There's been a lot of partial truth on this thread.
Here's how I see it.
The formula "new lane=old lane+2pi x lane width"
is true if the track is convex (not kidney shaped).
Here is a proof that does not require calculus (though it uses the ideas of calculus).
Imagine the inside curb of the track is made of short sticks laid end to end.
We place one end of a measuring rod (of length d) on one of the sticks, perpendicular to that stick to the right. We'll find our new lane line by moving this rod around the track, keeping it perpendicular to the sticks. When we get to the corner between two sticks, the left end of the rod stays in the corner and the right end pivots until the rod is perpendicular to the next stick, and we continue parallel to the next stick. The new lane line consists of segments parallel to the sticks of the same length, plus circular arcs at each corner, where we pivoted the rod. As long as you always pivot counterclockwise (which you do if the track is convex), the total of the arcs will add up to a circle when you go all the way around.
So the new length is the old length plus the length of this circle. The length of the original sticks was not specified. They could have been one atom long, so the stick track would not be measurably distinguishable from the curved track. hence the formula holds for any convex track.
However, a weird thing happens if the track does not always curve to the left:
You have to run backwards to stay in your lane!
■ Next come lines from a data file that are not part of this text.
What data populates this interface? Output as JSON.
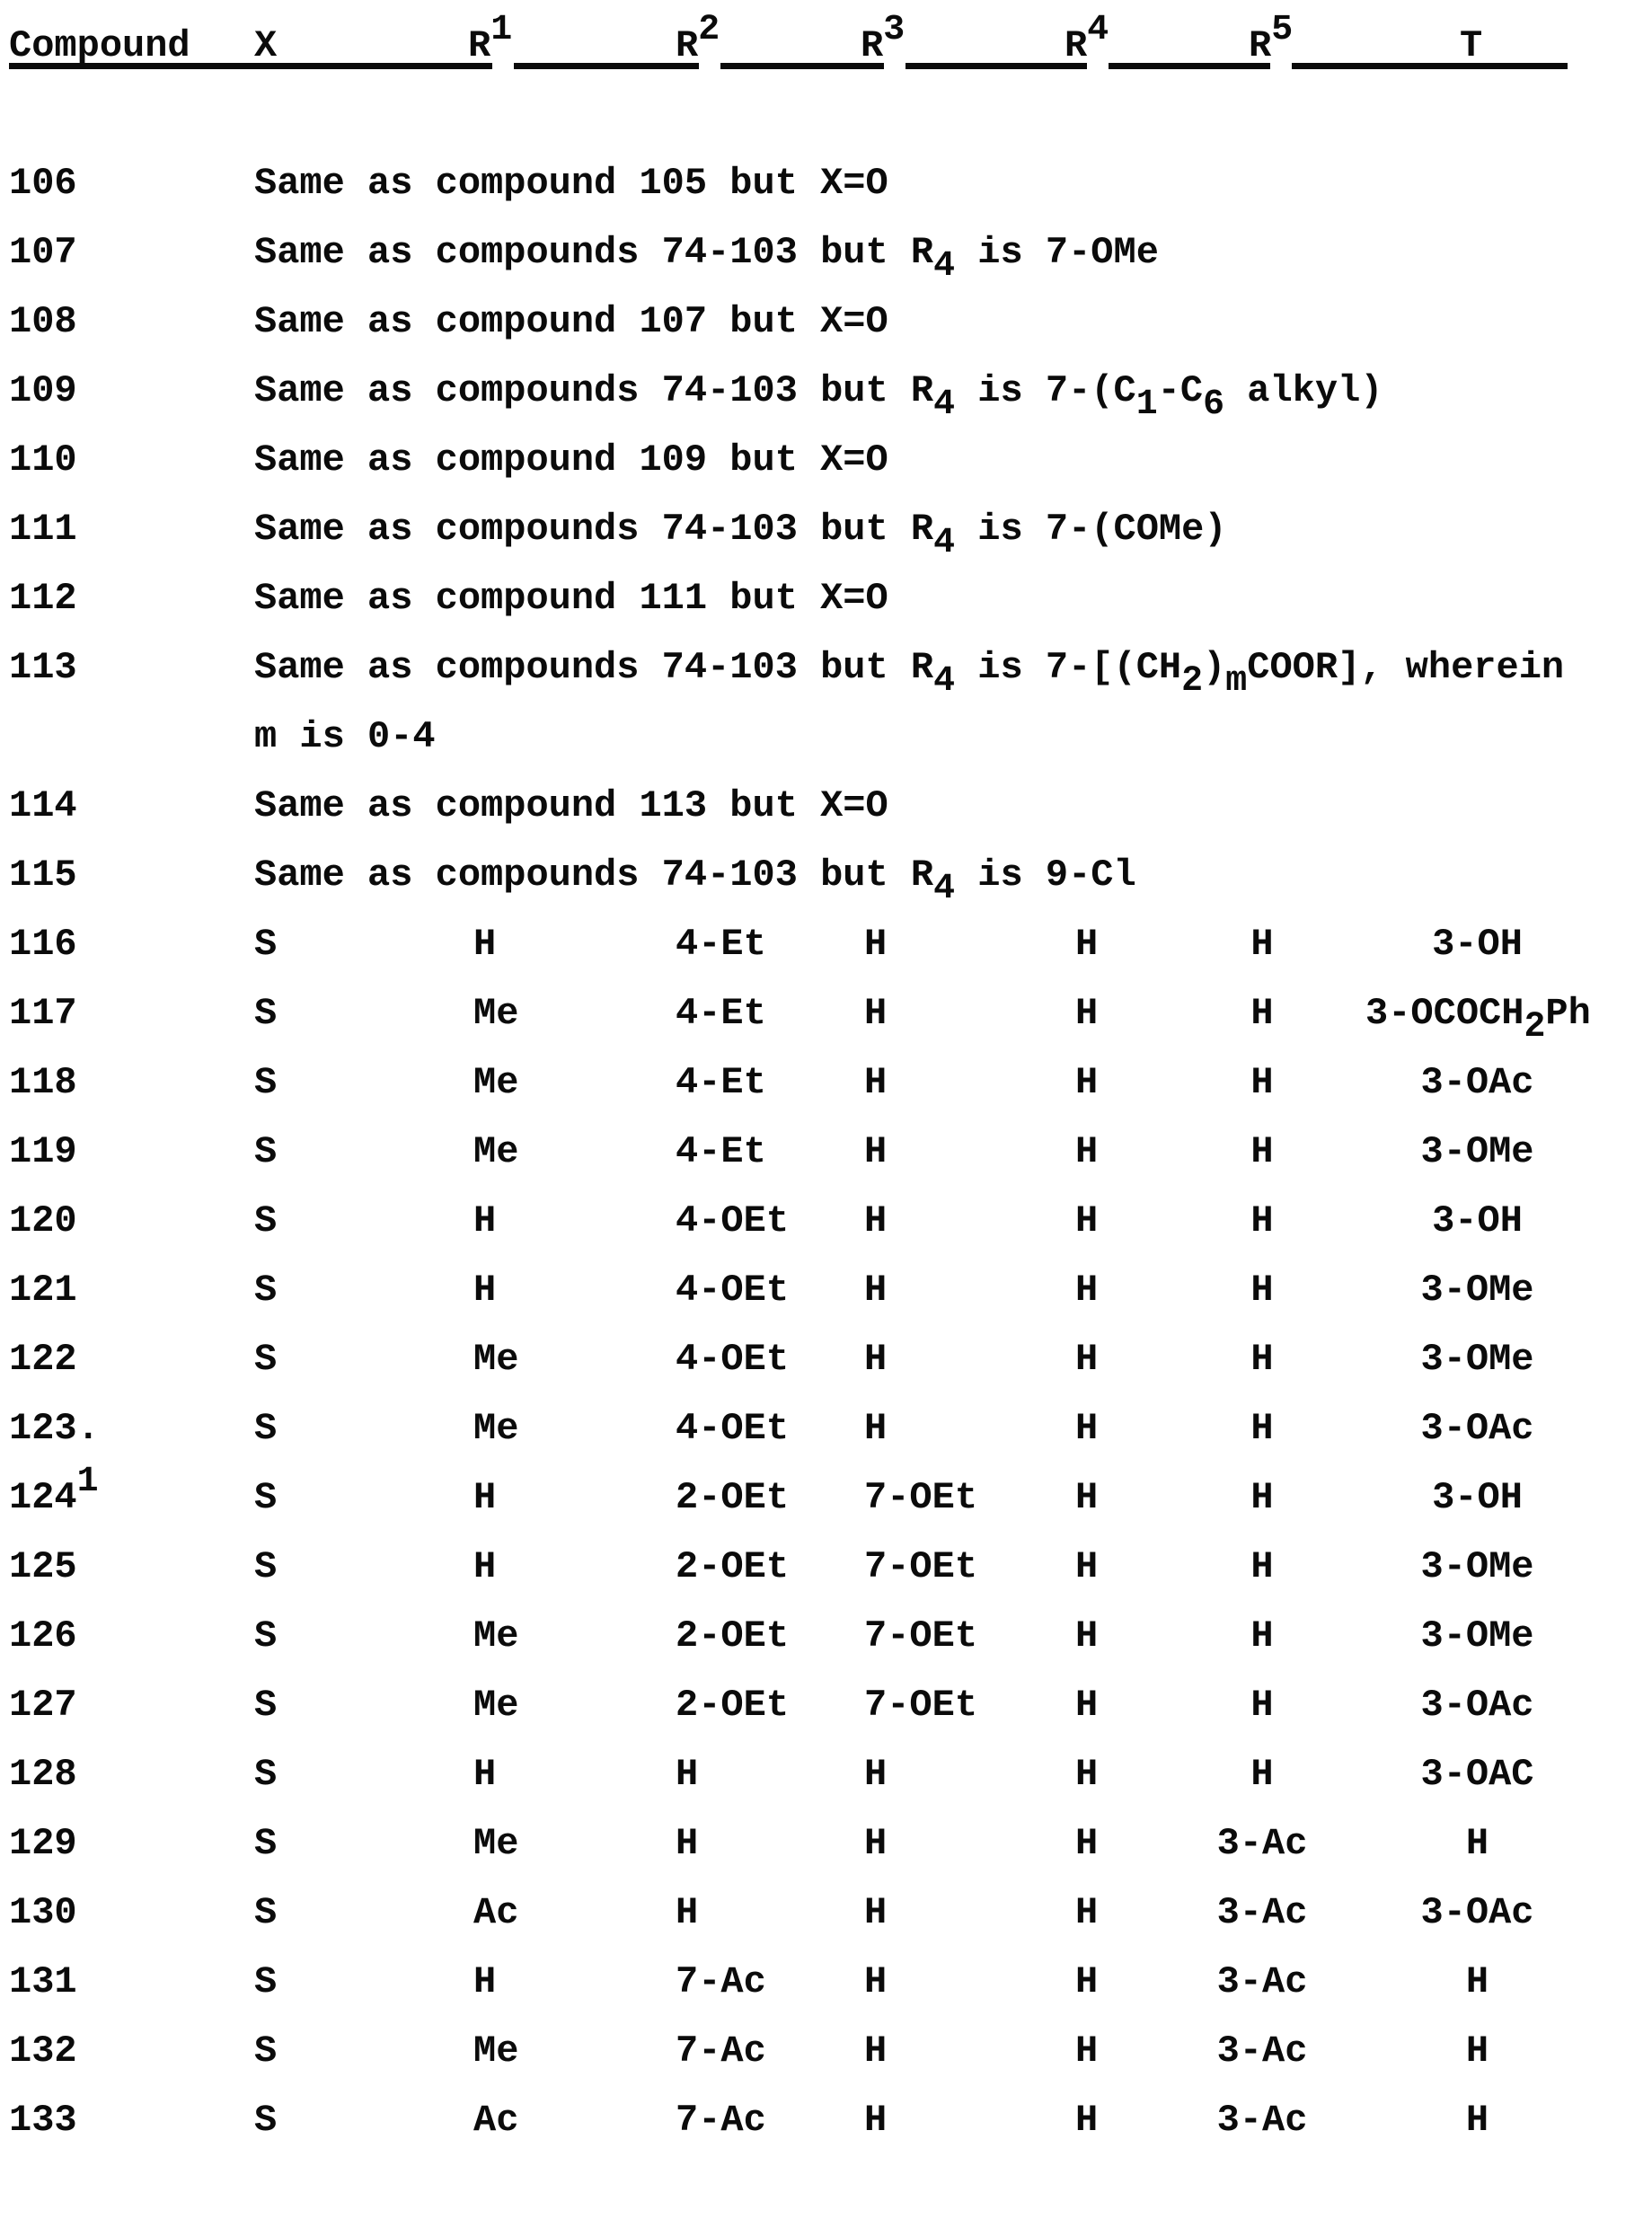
{
  "document": {
    "kind": "typewritten patent compound table",
    "ink_color": "#0b0b0b",
    "background_color": "#ffffff"
  },
  "table": {
    "headers": [
      {
        "label": "Compound",
        "sup": ""
      },
      {
        "label": "X",
        "sup": ""
      },
      {
        "label": "R",
        "sup": "1"
      },
      {
        "label": "R",
        "sup": "2"
      },
      {
        "label": "R",
        "sup": "3"
      },
      {
        "label": "R",
        "sup": "4"
      },
      {
        "label": "R",
        "sup": "5"
      },
      {
        "label": "T",
        "sup": ""
      }
    ],
    "rows": [
      {
        "num": "106",
        "kind": "note",
        "lines": [
          [
            "Same as compound 105 but X=O"
          ]
        ]
      },
      {
        "num": "107",
        "kind": "note",
        "lines": [
          [
            "Same as compounds 74-103 but R",
            {
              "sub": "4"
            },
            " is 7-OMe"
          ]
        ]
      },
      {
        "num": "108",
        "kind": "note",
        "lines": [
          [
            "Same as compound 107 but X=O"
          ]
        ]
      },
      {
        "num": "109",
        "kind": "note",
        "lines": [
          [
            "Same as compounds 74-103 but R",
            {
              "sub": "4"
            },
            " is 7-(C",
            {
              "sub": "1"
            },
            "-C",
            {
              "sub": "6"
            },
            " alkyl)"
          ]
        ]
      },
      {
        "num": "110",
        "kind": "note",
        "lines": [
          [
            "Same as compound 109 but X=O"
          ]
        ]
      },
      {
        "num": "111",
        "kind": "note",
        "lines": [
          [
            "Same as compounds 74-103 but R",
            {
              "sub": "4"
            },
            " is 7-(COMe)"
          ]
        ]
      },
      {
        "num": "112",
        "kind": "note",
        "lines": [
          [
            "Same as compound 111 but X=O"
          ]
        ]
      },
      {
        "num": "113",
        "kind": "note",
        "lines": [
          [
            "Same as compounds 74-103 but R",
            {
              "sub": "4"
            },
            " is 7-[(CH",
            {
              "sub": "2"
            },
            ")",
            {
              "sub": "m"
            },
            "COOR], wherein"
          ],
          [
            "m is 0-4"
          ]
        ]
      },
      {
        "num": "114",
        "kind": "note",
        "lines": [
          [
            "Same as compound 113 but X=O"
          ]
        ]
      },
      {
        "num": "115",
        "kind": "note",
        "lines": [
          [
            "Same as compounds 74-103 but R",
            {
              "sub": "4"
            },
            " is 9-Cl"
          ]
        ]
      },
      {
        "num": "116",
        "kind": "data",
        "x": "S",
        "r1": "H",
        "r2": "4-Et",
        "r3": "H",
        "r4": "H",
        "r5": "H",
        "t": [
          "3-OH"
        ]
      },
      {
        "num": "117",
        "kind": "data",
        "x": "S",
        "r1": "Me",
        "r2": "4-Et",
        "r3": "H",
        "r4": "H",
        "r5": "H",
        "t": [
          "3-OCOCH",
          {
            "sub": "2"
          },
          "Ph"
        ]
      },
      {
        "num": "118",
        "kind": "data",
        "x": "S",
        "r1": "Me",
        "r2": "4-Et",
        "r3": "H",
        "r4": "H",
        "r5": "H",
        "t": [
          "3-OAc"
        ]
      },
      {
        "num": "119",
        "kind": "data",
        "x": "S",
        "r1": "Me",
        "r2": "4-Et",
        "r3": "H",
        "r4": "H",
        "r5": "H",
        "t": [
          "3-OMe"
        ]
      },
      {
        "num": "120",
        "kind": "data",
        "x": "S",
        "r1": "H",
        "r2": "4-OEt",
        "r3": "H",
        "r4": "H",
        "r5": "H",
        "t": [
          "3-OH"
        ]
      },
      {
        "num": "121",
        "kind": "data",
        "x": "S",
        "r1": "H",
        "r2": "4-OEt",
        "r3": "H",
        "r4": "H",
        "r5": "H",
        "t": [
          "3-OMe"
        ]
      },
      {
        "num": "122",
        "kind": "data",
        "x": "S",
        "r1": "Me",
        "r2": "4-OEt",
        "r3": "H",
        "r4": "H",
        "r5": "H",
        "t": [
          "3-OMe"
        ]
      },
      {
        "num": "123.",
        "kind": "data",
        "x": "S",
        "r1": "Me",
        "r2": "4-OEt",
        "r3": "H",
        "r4": "H",
        "r5": "H",
        "t": [
          "3-OAc"
        ]
      },
      {
        "num": "124",
        "num_sup": "1",
        "kind": "data",
        "x": "S",
        "r1": "H",
        "r2": "2-OEt",
        "r3": "7-OEt",
        "r4": "H",
        "r5": "H",
        "t": [
          "3-OH"
        ]
      },
      {
        "num": "125",
        "kind": "data",
        "x": "S",
        "r1": "H",
        "r2": "2-OEt",
        "r3": "7-OEt",
        "r4": "H",
        "r5": "H",
        "t": [
          "3-OMe"
        ]
      },
      {
        "num": "126",
        "kind": "data",
        "x": "S",
        "r1": "Me",
        "r2": "2-OEt",
        "r3": "7-OEt",
        "r4": "H",
        "r5": "H",
        "t": [
          "3-OMe"
        ]
      },
      {
        "num": "127",
        "kind": "data",
        "x": "S",
        "r1": "Me",
        "r2": "2-OEt",
        "r3": "7-OEt",
        "r4": "H",
        "r5": "H",
        "t": [
          "3-OAc"
        ]
      },
      {
        "num": "128",
        "kind": "data",
        "x": "S",
        "r1": "H",
        "r2": "H",
        "r3": "H",
        "r4": "H",
        "r5": "H",
        "t": [
          "3-OAC"
        ]
      },
      {
        "num": "129",
        "kind": "data",
        "x": "S",
        "r1": "Me",
        "r2": "H",
        "r3": "H",
        "r4": "H",
        "r5": "3-Ac",
        "t": [
          "H"
        ]
      },
      {
        "num": "130",
        "kind": "data",
        "x": "S",
        "r1": "Ac",
        "r2": "H",
        "r3": "H",
        "r4": "H",
        "r5": "3-Ac",
        "t": [
          "3-OAc"
        ]
      },
      {
        "num": "131",
        "kind": "data",
        "x": "S",
        "r1": "H",
        "r2": "7-Ac",
        "r3": "H",
        "r4": "H",
        "r5": "3-Ac",
        "t": [
          "H"
        ]
      },
      {
        "num": "132",
        "kind": "data",
        "x": "S",
        "r1": "Me",
        "r2": "7-Ac",
        "r3": "H",
        "r4": "H",
        "r5": "3-Ac",
        "t": [
          "H"
        ]
      },
      {
        "num": "133",
        "kind": "data",
        "x": "S",
        "r1": "Ac",
        "r2": "7-Ac",
        "r3": "H",
        "r4": "H",
        "r5": "3-Ac",
        "t": [
          "H"
        ]
      }
    ]
  }
}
For example, imagine the track looks like a thick L. If you're going along the top side of the foot, you run into the wall when your rod hits the corner. Then your rod pivots clockwise 90 degrees, so you run backwards, until you are facing parallel to the wall, and can go forward again.
Other comments:
1. Malmo's "harvard physicist" made no sense to me.
For one thing, R2 is stationary from R1's reference point, not going around in a circle.
Also, he (as did dukerdog) mixed up "velocity" with "speed" in the integral calculation.
The arclength is the integral of speed, which is the length of the velocity vector.
Adding two vectors does not result in adding the speeds. However, the integral can be done, as follows.
Let's travel around the curb at a constant speed of 1 mph.
Let p(t)=(x(t),y(t)) be our position at time t.
The velocity vector is p'(t)=(x'(t),y'(t)),
and |p'|^2=(x')^2+(y'^2)=1 since the speed is 1.
We go once around the track when as t goes from 0 to L (L=length of inside curb).
Now travel d units perpendicularly away from p(t), and move parallel to the curb.
This position is q(t)=p(t)+d n(t), where n(t) is a unit vector perpendicular to p(t).
Also q'(t) is parallel to p'(t). The length of the new lane is the integral from 0 to L of |q'(t)|.
Unlike |p'|, this new speed is not constant, so we have some work to do.
Since p' and q' are parallel, and |p'|=1, it follows that |q'| equals the dot product p'.q'
of p' and q'. Since q=p+dn, this means
|q'|= 1+d(p'.n') . (*)
Now p'.n=0, so if we differentiate, using the product rule for dot products,
we get
p''.n+p'.n'=0, so p'.n'=-p''.n . (**)
Doing the same thing starting with p'.p'=1 gives p'.p''=0,
so p' and p'' are perpendicular. Therefore
n=-p''/|p''| (***)
(the minus sign is because n point outwards).
Putting (*), (**),(***) together says that
|q'|=1+d |p''|,
so the length of the new lane is L+d integral_0^L |p''|.
Now comes the clever part. Since |p'|=1, and the curve always turns left, the path p' parametrizes the unit circle. The velocity of the path p' is p''.
Therefore the integral of |p''| gives the arclength of the circle, which is 2pi.
2. Ellipses are tricky. There is no simple formula for its arclength, and no easy way to evaluate the integral. The online "calculator" posted by dukerdog is a very rough approximation that gets worse the flatter the ellipse.
Anyway, it is not possible to build an elliptical track! The reason is simple. If you take an ellipse, and draw a lane around it with constant width, the new curve is no longer an ellipse. It looks oval, like an ellipse, but it is not a true ellipse (defined as the collection of points whose distances to two fixed points have constant sum). You could make elliptical lanes by scaling the original ellipse, but the lanes would have varying width.